CVE-2025-13681 is a path traversal vulnerability classified under CWE-22 found in the BFG Tools – Extension Zipper plugin for WordPress, affecting all versions up to and including 1.0.7. The vulnerability stems from inadequate input validation on the 'first_file' parameter within the zip() function. This parameter is user-supplied and can be manipulated by an attacker with Administrator-level access to traverse directories outside the intended '/wp-content/plugins/' directory. By exploiting this flaw, an attacker can read arbitrary files on the server, including sensitive configuration files like wp-config.php, which may contain database credentials and other secrets. The vulnerability does not allow modification or deletion of files, nor does it enable remote code execution, but it compromises confidentiality. Exploitation requires authenticated access with high privileges, no user interaction is needed, and the attack can be performed remotely over the network. The CVSS v3.1 score is 4.9, reflecting a medium severity impact primarily on confidentiality with low complexity of attack due to insufficient access control on input parameters. No patches or fixes are currently linked, and no known exploits have been reported in the wild, but the risk remains significant for affected sites. The vulnerability highlights the importance of strict input validation and access control in WordPress plugins handling file operations.
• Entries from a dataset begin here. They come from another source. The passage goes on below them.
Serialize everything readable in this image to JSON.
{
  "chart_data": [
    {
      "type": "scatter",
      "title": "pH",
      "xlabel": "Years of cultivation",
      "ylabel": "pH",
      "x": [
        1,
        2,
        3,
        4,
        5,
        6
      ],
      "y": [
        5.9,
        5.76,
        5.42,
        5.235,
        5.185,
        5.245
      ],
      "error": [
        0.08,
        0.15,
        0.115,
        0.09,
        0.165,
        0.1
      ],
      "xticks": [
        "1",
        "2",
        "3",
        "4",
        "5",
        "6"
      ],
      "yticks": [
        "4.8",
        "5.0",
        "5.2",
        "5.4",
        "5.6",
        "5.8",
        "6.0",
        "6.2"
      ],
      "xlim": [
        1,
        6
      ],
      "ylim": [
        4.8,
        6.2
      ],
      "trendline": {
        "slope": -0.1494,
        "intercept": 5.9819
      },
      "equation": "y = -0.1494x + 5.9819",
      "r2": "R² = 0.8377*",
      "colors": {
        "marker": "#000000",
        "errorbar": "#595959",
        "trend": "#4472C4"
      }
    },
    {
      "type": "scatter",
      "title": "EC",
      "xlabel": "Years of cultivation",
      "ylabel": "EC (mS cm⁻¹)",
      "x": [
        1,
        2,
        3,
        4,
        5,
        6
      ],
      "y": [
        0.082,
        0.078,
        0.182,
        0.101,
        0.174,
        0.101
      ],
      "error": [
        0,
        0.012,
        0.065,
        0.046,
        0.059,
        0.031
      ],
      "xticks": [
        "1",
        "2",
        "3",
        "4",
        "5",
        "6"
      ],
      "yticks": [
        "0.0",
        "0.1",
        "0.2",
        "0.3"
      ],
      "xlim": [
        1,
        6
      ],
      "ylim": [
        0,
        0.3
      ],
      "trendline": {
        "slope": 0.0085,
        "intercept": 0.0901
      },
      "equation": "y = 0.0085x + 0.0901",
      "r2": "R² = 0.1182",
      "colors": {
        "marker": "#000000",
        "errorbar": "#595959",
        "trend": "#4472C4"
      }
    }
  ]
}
The primary impact of CVE-2025-13681 is unauthorized disclosure of sensitive information due to arbitrary file read capabilities. Attackers with Administrator privileges can access critical files such as wp-config.php, which may expose database credentials, API keys, and other confidential data. This can lead to further compromise of the WordPress site or connected systems if credentials are reused or leaked. Although the vulnerability does not allow code execution or file modification, the exposure of sensitive data can facilitate privilege escalation, lateral movement, or targeted attacks against the organization. For organizations relying on WordPress with this plugin installed, especially those hosting sensitive or regulated data, this vulnerability poses a significant confidentiality risk. The requirement for Administrator-level access limits the attack surface to insiders or compromised accounts but does not eliminate risk, as credential theft or phishing could enable exploitation. The lack of known exploits in the wild suggests limited current threat activity, but the vulnerability remains a concern for maintaining site integrity and confidentiality.

To mitigate CVE-2025-13681, organizations should first check for updates or patches from the plugin vendor and apply them promptly once available. In the absence of an official patch, administrators should consider disabling or uninstalling the BFG Tools – Extension Zipper plugin to eliminate exposure. Restrict Administrator-level access strictly to trusted personnel and enforce strong authentication mechanisms such as multi-factor authentication to reduce the risk of account compromise. Implement file system permissions that limit the web server's ability to read sensitive files outside the plugin directory, using techniques like chroot jails or hardened server configurations. Conduct regular audits of user accounts and plugin usage to detect unauthorized access or suspicious activity. Additionally, consider deploying Web Application Firewalls (WAFs) with custom rules to detect and block path traversal attempts targeting the 'first_file' parameter. Monitoring logs for unusual file access patterns can help identify exploitation attempts early. Finally, educate administrators on the risks of granting excessive privileges and the importance of plugin security hygiene.